Cocktail charm drive
The Brexiteers are seeking real changes to May’s plan – such as removal of the so-called backstop, an insurance policy designed to prevent a hard border in Ireland. Failing that, they want a legally binding assurance from Brussels that the backstop will only be temporary. On the Remain side, there is a hardcore group who will refuse to vote for May’s deal without the promise of a second referendum.
The Prime Minister said she will continue to negotiate with EU leaders over the coming days to extract more assurances on her deal – although they are unlikely to meet the legally binding requirement of MPs. She will invite rebellious Conservative MPs for drinks at Downing Street on Monday evening and on Wednesday to try to win them over.
However, May is not known for her winning cocktail hour chat, and the staunchest of euroskeptic MPs are unlikely to back down even in the surroundings of No. 10’s grandest state rooms.
Instead, May’s chances of winning her vote – and in turn surviving as Prime Minister – are likely to rest with opposition Labour MPs and with Brussels itself.
Over the Christmas break, the PM’s aides reached out to Labour MPs, who under their leader Jeremy Corbyn are almost as divided over Brexit as the Conservatives are, to see what the level of support for May’s deal might be. Labour’s official policy is against May’s deal and to demand a general election, but depending on what Downing Street can offer, including the possibility of greater rights for workers written into the text, a number of Labour MPs could be persuaded to defy the official party line and back the deal.
Yet the Remain-supporting groups of MPs in both Conservative and Labour parties are significant enough to block this as a way out for the PM. They will have been encouraged by a poll for YouGov of 25,000 people at the weekend that showed that if there were another referendum on EU membership, 46% of people would vote to remain while 39% would vote to leave.
If those selecting “don’t know” were discounted, the poll suggests a victory for remain: 53% versus 47%, in what would be a near-complete reversal of the 2016 result.
The Prime Minister might have better luck trying to win firmer reassurances from Brussels. One option being considered by No. 10 is to get the Commons to vote for an amendment for further talks with the EU – effectively playing for more time.
The backstop is unlikely to be up for debate, but there is optimism that EU leaders can give more ground in agreeing a deal that the UK parliament would vote for. While EU Commission President Jean-Claude Juncker, German Chancellor Angela Merkel and French President Emmanuel Macron have talked tough over Brexit in recent weeks, ultimately they would prefer the UK to have a working relationship with the EU rather than a no-deal scenario – the likely outcome if the Commons refuses to support May’s deal.

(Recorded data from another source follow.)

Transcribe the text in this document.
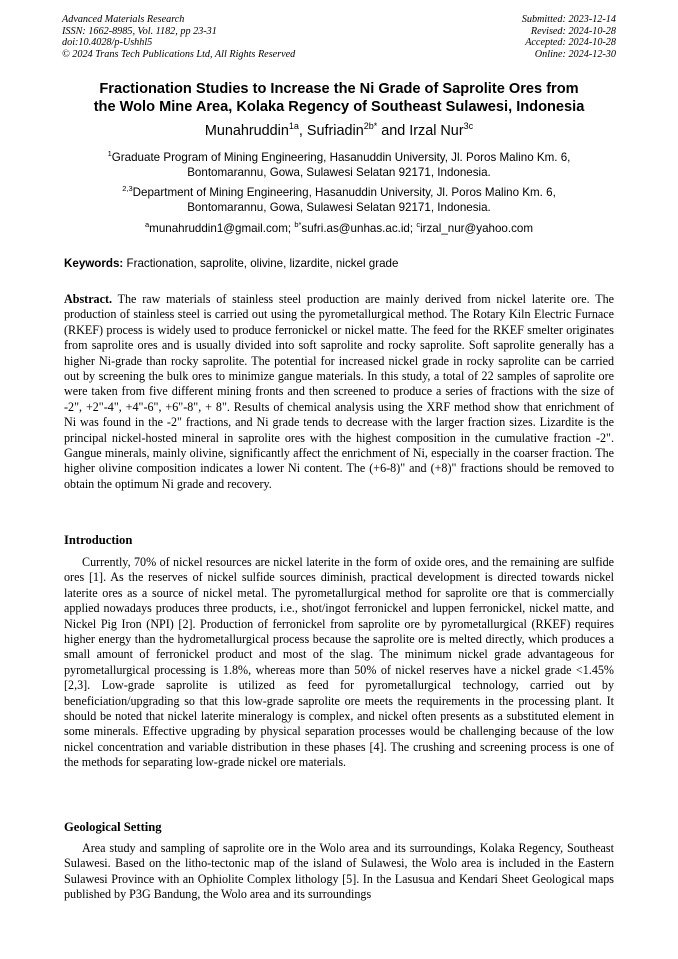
Advanced Materials Research
ISSN: 1662-8985, Vol. 1182, pp 23-31
doi:10.4028/p-Ushhl5
© 2024 Trans Tech Publications Ltd, All Rights Reserved
Submitted: 2023-12-14
Revised: 2024-10-28
Accepted: 2024-10-28
Online: 2024-12-30
Fractionation Studies to Increase the Ni Grade of Saprolite Ores from
the Wolo Mine Area, Kolaka Regency of Southeast Sulawesi, Indonesia
Munahruddin$^{1a}$, Sufriadin$^{2b*}$ and Irzal Nur$^{3c}$
$^1$Graduate Program of Mining Engineering, Hasanuddin University, Jl. Poros Malino Km. 6,
Bontomarannu, Gowa, Sulawesi Selatan 92171, Indonesia.
$^{2,3}$Department of Mining Engineering, Hasanuddin University, Jl. Poros Malino Km. 6,
Bontomarannu, Gowa, Sulawesi Selatan 92171, Indonesia.
$^a$munahruddin1@gmail.com; $^{b*}$sufri.as@unhas.ac.id; $^c$irzal_nur@yahoo.com
Keywords: Fractionation, saprolite, olivine, lizardite, nickel grade
Abstract. The raw materials of stainless steel production are mainly derived from nickel laterite ore. The production of stainless steel is carried out using the pyrometallurgical method. The Rotary Kiln Electric Furnace (RKEF) process is widely used to produce ferronickel or nickel matte. The feed for the RKEF smelter originates from saprolite ores and is usually divided into soft saprolite and rocky saprolite. Soft saprolite generally has a higher Ni-grade than rocky saprolite. The potential for increased nickel grade in rocky saprolite can be carried out by screening the bulk ores to minimize gangue materials. In this study, a total of 22 samples of saprolite ore were taken from five different mining fronts and then screened to produce a series of fractions with the size of -2", +2"-4", +4"-6", +6"-8", + 8". Results of chemical analysis using the XRF method show that enrichment of Ni was found in the -2" fractions, and Ni grade tends to decrease with the larger fraction sizes. Lizardite is the principal nickel-hosted mineral in saprolite ores with the highest composition in the cumulative fraction -2". Gangue minerals, mainly olivine, significantly affect the enrichment of Ni, especially in the coarser fraction. The higher olivine composition indicates a lower Ni content. The (+6-8)" and (+8)" fractions should be removed to obtain the optimum Ni grade and recovery.
Introduction
Currently, 70% of nickel resources are nickel laterite in the form of oxide ores, and the remaining are sulfide ores [1]. As the reserves of nickel sulfide sources diminish, practical development is directed towards nickel laterite ores as a source of nickel metal. The pyrometallurgical method for saprolite ore that is commercially applied nowadays produces three products, i.e., shot/ingot ferronickel and luppen ferronickel, nickel matte, and Nickel Pig Iron (NPI) [2]. Production of ferronickel from saprolite ore by pyrometallurgical (RKEF) requires higher energy than the hydrometallurgical process because the saprolite ore is melted directly, which produces a small amount of ferronickel product and most of the slag. The minimum nickel grade advantageous for pyrometallurgical processing is 1.8%, whereas more than 50% of nickel reserves have a nickel grade <1.45% [2,3]. Low-grade saprolite is utilized as feed for pyrometallurgical technology, carried out by beneficiation/upgrading so that this low-grade saprolite ore meets the requirements in the processing plant. It should be noted that nickel laterite mineralogy is complex, and nickel often presents as a substituted element in some minerals. Effective upgrading by physical separation processes would be challenging because of the low nickel concentration and variable distribution in these phases [4]. The crushing and screening process is one of the methods for separating low-grade nickel ore materials.
Geological Setting
Area study and sampling of saprolite ore in the Wolo area and its surroundings, Kolaka Regency, Southeast Sulawesi. Based on the litho-tectonic map of the island of Sulawesi, the Wolo area is included in the Eastern Sulawesi Province with an Ophiolite Complex lithology [5]. In the Lasusua and Kendari Sheet Geological maps published by P3G Bandung, the Wolo area and its surroundings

Ireland, which will still be a valued member of the EU after Brexit day of March 29, would be hit by the economic turbulence of no-deal Britain – and this is something the bloc wants to avoid.
The UK Prime Minister knows this, too. Since she won her confidence vote last month, her MPs cannot mount another attempt to topple her for another year. She has already said she will stand down before the next general election, slated for 2022. In this sense, May is in a stronger position than she was a month ago.
Yet neither the fundamentals of her plan nor the position of her opponents have shifted since before Christmas, and she now has just over a week to break that deadlock before the vote, likely on January 15 or 16. If she fails, it will be another 73 days before Britain has to leave the EU and, as the Prime Minister said, enters uncharted territory.